`Making Money' worthy addition to con-men books

June 4, 2009 8:11:53 AM PDT
When the Federal Reserve Bank debuted a redesigned $100 bill in 1996, it was trumpeted as the most high-tech, counterfeit-proof currency to date. It took Art Williams four months to produce a convincing duplicate of it.

Williams' forgery wasn't the first copy of the new c-note - others had emerged on the black market while he was serving a prison sentence. But his was among the best available, and caused a stir among his associates in Chicago's criminal underground, who immediately placed orders for hundreds of thousands in bogus dollars.

His background was appropriate for a career criminal. The product of an absent father and a mentally ill mother, he spent an excruciating childhood in a tough South Side Chicago neighborhood, where street violence was common and the only apparent road to wealth was through the mob.

Williams graduated from robbery and car theft when, as a teenager, he was taken under the wing of a master counterfeiter who hired him as his apprentice. Eventually, Williams began his own counterfeiting operation and improved on his mentor's technique.

Even before the $100 bill's redesign, counterfeiting was considered one of the most difficult criminal endeavors, and an ancient, nearly forgotten art. The new c-note, with its color-shifting ink and special chemical composition that responded to a counterfeit-detecting pen, presented challenges that intimidated more experienced counterfeiters than Williams.

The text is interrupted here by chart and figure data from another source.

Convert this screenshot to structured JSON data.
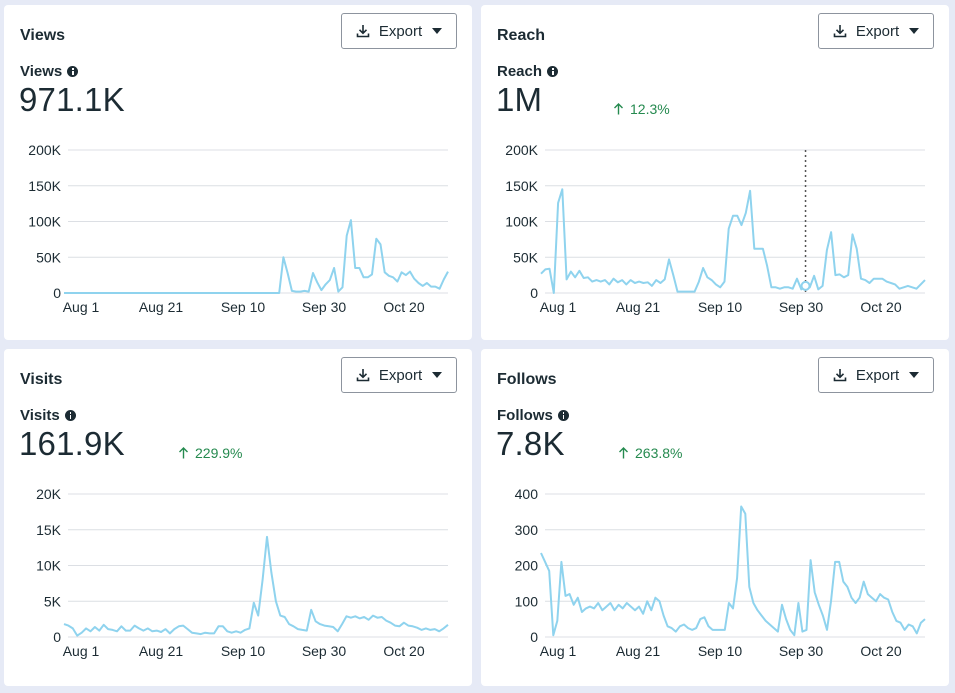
{
  "colors": {
    "line": "#8fd3ee",
    "grid": "#dcdfe4",
    "positive": "#258a4f"
  },
  "cards": [
    {
      "title": "Views",
      "export_label": "Export",
      "metric_label": "Views",
      "value": "971.1K",
      "change": "",
      "chart_data": {
        "type": "line",
        "ymax": 200000,
        "y_ticks": [
          "200K",
          "150K",
          "100K",
          "50K",
          "0"
        ],
        "x_ticks": [
          "Aug 1",
          "Aug 21",
          "Sep 10",
          "Sep 30",
          "Oct 20"
        ],
        "values": [
          0,
          0,
          0,
          0,
          0,
          0,
          0,
          0,
          0,
          0,
          0,
          0,
          0,
          0,
          0,
          0,
          0,
          0,
          0,
          0,
          0,
          0,
          0,
          0,
          0,
          0,
          0,
          0,
          0,
          0,
          0,
          0,
          0,
          0,
          0,
          0,
          0,
          0,
          0,
          0,
          0,
          0,
          0,
          0,
          0,
          0,
          0,
          0,
          0,
          0,
          0,
          0,
          50000,
          28000,
          3000,
          2000,
          2000,
          3000,
          2000,
          28000,
          15000,
          4000,
          12000,
          18000,
          35000,
          2000,
          8000,
          80000,
          102000,
          35000,
          35000,
          22000,
          22000,
          26000,
          76000,
          68000,
          29000,
          24000,
          22000,
          16000,
          29000,
          25000,
          30000,
          20000,
          14000,
          10000,
          14000,
          9000,
          9000,
          6000,
          19000,
          30000
        ]
      }
    },
    {
      "title": "Reach",
      "export_label": "Export",
      "metric_label": "Reach",
      "value": "1M",
      "change": "12.3%",
      "chart_data": {
        "type": "line",
        "ymax": 200000,
        "y_ticks": [
          "200K",
          "150K",
          "100K",
          "50K",
          "0"
        ],
        "x_ticks": [
          "Aug 1",
          "Aug 21",
          "Sep 10",
          "Sep 30",
          "Oct 20"
        ],
        "hover_index": 62,
        "values": [
          27000,
          33000,
          34000,
          0,
          126000,
          145000,
          19000,
          30000,
          22000,
          31000,
          21000,
          22000,
          16000,
          18000,
          16000,
          18000,
          12000,
          20000,
          15000,
          18000,
          12000,
          18000,
          14000,
          16000,
          14000,
          15000,
          10000,
          18000,
          14000,
          19000,
          47000,
          25000,
          2000,
          2000,
          2000,
          2000,
          2000,
          16000,
          35000,
          22000,
          18000,
          12000,
          8000,
          16000,
          90000,
          108000,
          108000,
          95000,
          112000,
          143000,
          62000,
          62000,
          62000,
          38000,
          8000,
          8000,
          6000,
          8000,
          8000,
          6000,
          20000,
          5000,
          10000,
          8000,
          24000,
          5000,
          10000,
          60000,
          85000,
          25000,
          26000,
          22000,
          25000,
          82000,
          62000,
          20000,
          18000,
          14000,
          20000,
          20000,
          20000,
          16000,
          14000,
          12000,
          6000,
          8000,
          10000,
          8000,
          6000,
          12000,
          18000
        ]
      }
    },
    {
      "title": "Visits",
      "export_label": "Export",
      "metric_label": "Visits",
      "value": "161.9K",
      "change": "229.9%",
      "chart_data": {
        "type": "line",
        "ymax": 20000,
        "y_ticks": [
          "20K",
          "15K",
          "10K",
          "5K",
          "0"
        ],
        "x_ticks": [
          "Aug 1",
          "Aug 21",
          "Sep 10",
          "Sep 30",
          "Oct 20"
        ],
        "values": [
          1800,
          1600,
          1200,
          200,
          600,
          1200,
          800,
          1400,
          900,
          1700,
          1100,
          1000,
          800,
          1500,
          900,
          900,
          1600,
          1200,
          900,
          1200,
          800,
          900,
          700,
          1100,
          500,
          1100,
          1500,
          1600,
          1100,
          600,
          500,
          400,
          600,
          500,
          500,
          1500,
          1500,
          800,
          600,
          800,
          600,
          1000,
          1200,
          4800,
          3000,
          8000,
          14000,
          9000,
          5000,
          3000,
          2800,
          1800,
          1500,
          1100,
          1000,
          900,
          3800,
          2200,
          1800,
          1600,
          1500,
          1400,
          800,
          1800,
          2900,
          2700,
          2900,
          2600,
          2800,
          2400,
          3000,
          2700,
          2800,
          2300,
          2000,
          1600,
          1500,
          2000,
          1600,
          1500,
          1300,
          1000,
          1200,
          1000,
          1100,
          800,
          1200,
          1700
        ]
      }
    },
    {
      "title": "Follows",
      "export_label": "Export",
      "metric_label": "Follows",
      "value": "7.8K",
      "change": "263.8%",
      "chart_data": {
        "type": "line",
        "ymax": 400,
        "y_ticks": [
          "400",
          "300",
          "200",
          "100",
          "0"
        ],
        "x_ticks": [
          "Aug 1",
          "Aug 21",
          "Sep 10",
          "Sep 30",
          "Oct 20"
        ],
        "values": [
          235,
          210,
          185,
          5,
          45,
          210,
          115,
          120,
          90,
          110,
          70,
          80,
          85,
          80,
          95,
          75,
          85,
          95,
          75,
          90,
          80,
          95,
          85,
          75,
          85,
          65,
          100,
          75,
          110,
          100,
          60,
          30,
          25,
          15,
          30,
          35,
          25,
          20,
          25,
          50,
          55,
          30,
          20,
          20,
          20,
          20,
          95,
          80,
          165,
          365,
          345,
          140,
          95,
          75,
          60,
          45,
          35,
          25,
          15,
          90,
          50,
          20,
          5,
          95,
          15,
          20,
          215,
          125,
          90,
          60,
          20,
          100,
          210,
          210,
          155,
          140,
          110,
          95,
          110,
          155,
          120,
          110,
          100,
          120,
          110,
          105,
          70,
          45,
          40,
          20,
          35,
          30,
          10,
          40,
          50
        ]
      }
    }
  ]
}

But Williams' persistence was matched only by his ingenuity in defeating the bill's security measures, often finding the answers in unexpected places. (He discovered that paper from the telephone book passed the pen test. He mimicked the color-shifting ink with automotive paint and a rubber stamp.)

Perhaps the most shocking thing about Williams' story is how the money was almost secondary to the freedom it afforded him, and the normal family he felt he'd been denied. He frequently brought trusted friends on freewheeling road trips to spend his counterfeit and stay ahead of the law. His travels eventually bring him to the doorstep of his estranged father.

Williams came to view his spending trips as a sort of early retirement, and an enticing alternative to a society that offers only the oppression of poverty or a dull, soul-numbing job.

"We joked that we were doing life backwards, but was that any worse than what everbody else was doing? Waiting to get old to appreciate their freedom?" said a girlfriend who traveled cross-country with Williams. "I think we came closer to achieving pure freedom on that trip than anyone I've ever met. It sounds strange, but it was almost spiritual."

"The Art of Making Money" is reminiscent of other stories of geniuses who subvert the system for profit and adventure, such as Frank Abagnale's con-artist memoir, "Catch Me If You Can," or "Bringing Down the House," Ben Mezrich's tale of card-counting M.I.T. students.

This counterfeiting tale is a worthy addition to the bunch.